Mapping the attack: MITRE ATT&CK
Viewed through the MITRE ATT&CK framework, this campaign maps cleanly across multiple tactics. What's notable isn't that APT37 invented new techniques ,it's how precisely they combined existing ones to minimise detection at every stage.
• Phishing — T1566 (Initial Access): Social engineering via Facebook and Messenger to establish initial contact and trust
• User Execution — T1204 (Execution): Victim installs the trojanised PDF viewer, believing it to be a legitimate tool
• Masquerading — T1036 (Defence Evasion): Malware disguised as Wondershare PDFelement; payload hidden inside a JPG file
• Web Services — T1102 (C2): Zoho WorkDrive and compromised websites used to blend C2 traffic with legitimate activity
• Obfuscation — T1027 (Defence Evasion): Encrypted payload delivery at multiple stages to avoid signature-based detection
• Screen Capture — T1113 (Collection): Screenshots and system data harvested during the persistence phase
Where defences fell short: a NIST lens
The NIST Cybersecurity Framework offers a useful way to understand not just what happened, but where organisational controls failed and where they could be strengthened.
• Identify: Targets lacked awareness of social engineering as an entry vector. A Facebook profile from an unfamiliar contact in Pyongyang warrants scrutiny but most users aren't trained to apply that scrutiny to casual social interactions.
• Protect: Software installation controls were absent or insufficiently enforced.
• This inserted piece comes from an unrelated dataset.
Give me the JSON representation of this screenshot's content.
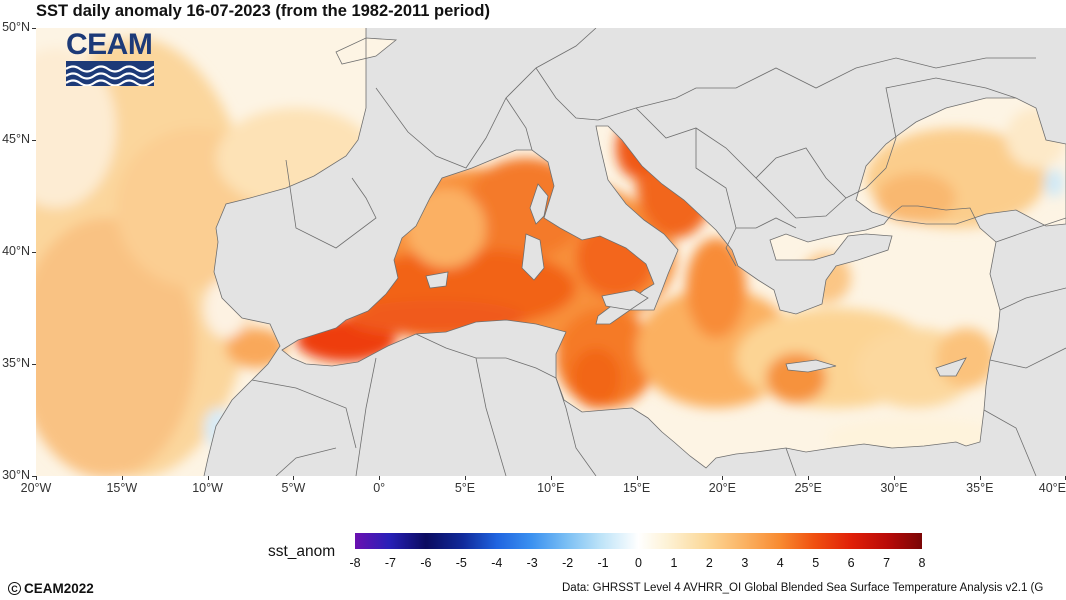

A policy of installing applications only from official, verified sources would have broken the infection chain at its most critical point.
• Detect: Signature-based tools struggle when malicious traffic travels through Zoho WorkDrive. Behavioural detection monitoring for unusual outbound connections to cloud storage from endpoints that don't normally use those services is far more likely to surface this.
• Respond: RokRAT's low noise means incident response is typically delayed. By the time an infection is confirmed, weeks of data exfiltration may have already occurred. Faster anomaly detection pipelines compress this window.
• Recover: Persistent, modular malware complicates recovery. Even after removal, the modular architecture means additional implants may have been staged. Full forensic investigation is required before any system can be considered clean.
This campaign is a reminder that the most dangerous intrusions rarely announce themselves. There was no zero-day. No brute-forced credential. Just a friend request, a believable conversation, and a PDF viewer that did rather more than display documents. The line between social interaction and cyber threat continues to blur and the attackers are counting on us not to notice.